彼女によって胸ぐらを捕まれたスードラはぐったりとしている。
「明人さんは私と目が合うとちょっと照れた感じで視線を反らしたりして超かわいいんですーっ! それと未だに私に触れようとするときにいちいち1度戸惑ちゃったりして尊い存在なんですーっ!」
ずっとこの調子なのだ。
リリティアは怒鳴るようにしながら同居人の良いところを話だして止まらない。
しかもすべて色眼鏡で見た主観的な評価だ。聞かされる側が思わず頬を熱くしてしまうような甘い日常の断片ばかりをは惜しげもなく発散している。

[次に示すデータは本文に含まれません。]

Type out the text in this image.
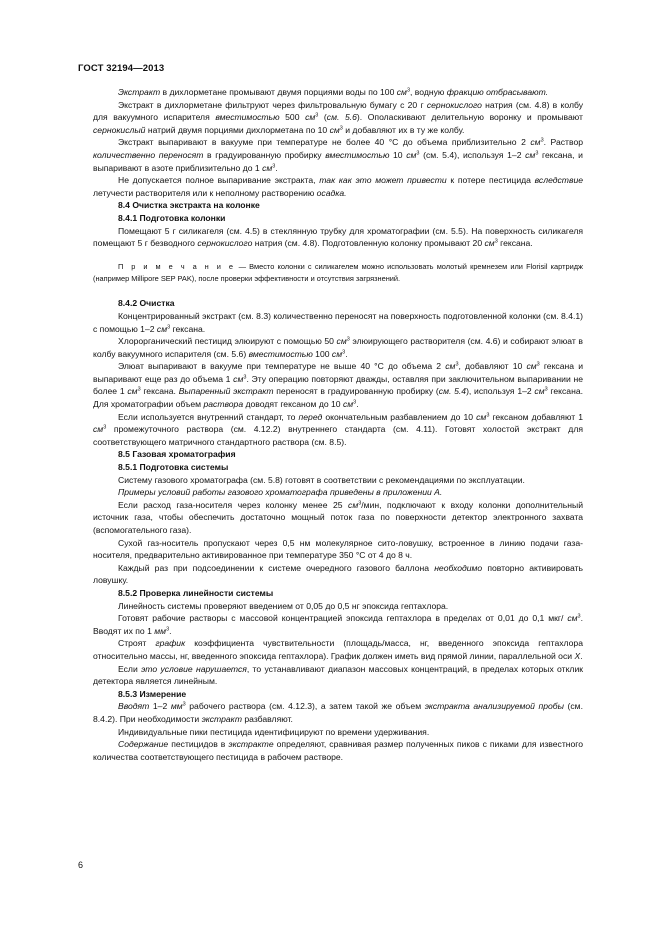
ГОСТ 32194—2013

Экстракт в дихлорметане промывают двумя порциями воды по 100 $см^3$, водную фракцию отбрасывают.

Экстракт в дихлорметане фильтруют через фильтровальную бумагу с 20 г сернокислого натрия (см. 4.8) в колбу для вакуумного испарителя вместимостью 500 $см^3$ (см. 5.6). Ополаскивают делительную воронку и промывают сернокислый натрий двумя порциями дихлорметана по 10 $см^3$ и добавляют их в ту же колбу.

Экстракт выпаривают в вакууме при температуре не более 40 °С до объема приблизительно 2 $см^3$. Раствор количественно переносят в градуированную пробирку вместимостью 10 $см^3$ (см. 5.4), используя 1–2 $см^3$ гексана, и выпаривают в азоте приблизительно до 1 $см^3$.

Не допускается полное выпаривание экстракта, так как это может привести к потере пестицида вследствие летучести растворителя или к неполному растворению осадка.

8.4 Очистка экстракта на колонке

8.4.1 Подготовка колонки

Помещают 5 г силикагеля (см. 4.5) в стеклянную трубку для хроматографии (см. 5.5). На поверхность силикагеля помещают 5 г безводного сернокислого натрия (см. 4.8). Подготовленную колонку промывают 20 $см^3$ гексана.

П р и м е ч а н и е — Вместо колонки с силикагелем можно использовать молотый кремнезем или Florisil картридж (например Millipore SEP PAK), после проверки эффективности и отсутствия загрязнений.

8.4.2 Очистка

Концентрированный экстракт (см. 8.3) количественно переносят на поверхность подготовленной колонки (см. 8.4.1) с помощью 1–2 $см^3$ гексана.

Хлорорганический пестицид элюируют с помощью 50 $см^3$ элюирующего растворителя (см. 4.6) и собирают элюат в колбу вакуумного испарителя (см. 5.6) вместимостью 100 $см^3$.

Элюат выпаривают в вакууме при температуре не выше 40 °С до объема 2 $см^3$, добавляют 10 $см^3$ гексана и выпаривают еще раз до объема 1 $см^3$. Эту операцию повторяют дважды, оставляя при заключительном выпаривании не более 1 $см^3$ гексана. Выпаренный экстракт переносят в градуированную пробирку (см. 5.4), используя 1–2 $см^3$ гексана. Для хроматографии объем раствора доводят гексаном до 10 $см^3$.

Если используется внутренний стандарт, то перед окончательным разбавлением до 10 $см^3$ гексаном добавляют 1 $см^3$ промежуточного раствора (см. 4.12.2) внутреннего стандарта (см. 4.11). Готовят холостой экстракт для соответствующего матричного стандартного раствора (см. 8.5).

8.5 Газовая хроматография

8.5.1 Подготовка системы

Систему газового хроматографа (см. 5.8) готовят в соответствии с рекомендациями по эксплуатации.

Примеры условий работы газового хроматографа приведены в приложении А.

Если расход газа-носителя через колонку менее 25 $см^3$/мин, подключают к входу колонки дополнительный источник газа, чтобы обеспечить достаточно мощный поток газа по поверхности детектор электронного захвата (вспомогательного газа).

Сухой газ-носитель пропускают через 0,5 нм молекулярное сито-ловушку, встроенное в линию подачи газа-носителя, предварительно активированное при температуре 350 °С от 4 до 8 ч.

Каждый раз при подсоединении к системе очередного газового баллона необходимо повторно активировать ловушку.

8.5.2 Проверка линейности системы

Линейность системы проверяют введением от 0,05 до 0,5 нг эпоксида гептахлора.

Готовят рабочие растворы с массовой концентрацией эпоксида гептахлора в пределах от 0,01 до 0,1 мкг/ $см^3$. Вводят их по 1 $мм^3$.

Строят график коэффициента чувствительности (площадь/масса, нг, введенного эпоксида гептахлора относительно массы, нг, введенного эпоксида гептахлора). График должен иметь вид прямой линии, параллельной оси X.

Если это условие нарушается, то устанавливают диапазон массовых концентраций, в пределах которых отклик детектора является линейным.

8.5.3 Измерение

Вводят 1–2 $мм^3$ рабочего раствора (см. 4.12.3), а затем такой же объем экстракта анализируемой пробы (см. 8.4.2). При необходимости экстракт разбавляют.

Индивидуальные пики пестицида идентифицируют по времени удерживания.

Содержание пестицидов в экстракте определяют, сравнивая размер полученных пиков с пиками для известного количества соответствующего пестицида в рабочем растворе.

6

「ちょ、ちょっと……待って……! ぐ、ぐるじいぃ……!」
「まだまだあるんですっ! これから1000の言葉でもっともっと明人さんについて語ってやろうじゃないですか!」
あれだけ挑発的だったスードラも、これにはたまらないはずだ。
両足が床から離れてどれほどか。身長差もあって両足が浮き振り子のようにぶらりぶらりと揺れている。
「ご、ごめん……本気でやめて……! 意識が……意識が遠くなって……!」
抵抗すらもうやていた。
顔色は見事な海色、額の宝玉も危険を察してか、ストロボのように危険信号を繰り返している。
胸を覆う布地は、そう簡単に外れぬようしっかりと捻り上げられている。彼が最強種族の龍であっても逃げるのは容易でない。
「私が明人さんの帰りをどれだけ胸を痛めながら待っていたと思うんですか!? それを突然やってきたアナタのようなサハギンのフンがかすめとろうなんて百億万年早いんです!!」
攻め立てるのもまた龍なのだ。
しかもスードラはおそらくリリティアの逆鱗に触れてしまっている。
「じゃあまずは私の番です! 朝の時間帯に限って見られる明人さんの素敵な部分を教えてあげます!」
「え……これ、交互なの……? どういうルールなのかわかんないし……できれば早く降ろしてほしいよ……?」
しかも会議室には屍が積み重なっていた。
彼女を止めようとした勇敢な者たちがそこらじゅうに転げ回っている。
「こ、これが……龍の……力だというのか……? これ、では……もはや天災ではな、いか……――ぐふっ!」
「あぁん……ごめんねミニマムちゃんたちぃん。……今日、お店に帰れそうにないわぁん……――あひぃんっ!」
倒れ伏したカラムとドギナの両王が力なく頭を垂らした。
まだ意識のある者たちが慌てて治療に回る。
偉大な王を攻めるものはいない。彼らはやりきって深い眠りについたのだから。
「ちょっとの間一緒にいたくらいで理解者気どりですか!? ええ、ええ、明人さんは誰に対しても優しいかたなので海龍が勘違いしてしまうことくらい――絶対に許すわけないじゃないですかあ!!」
もう止まってはくれない。走りだした新幹線が駅以外で止まらないようなものだ。
そんな暴走超特急快速状態に陥ったリリティアはもう止まらない。スードラを前後に揺らしながら鬱憤を浴びせる。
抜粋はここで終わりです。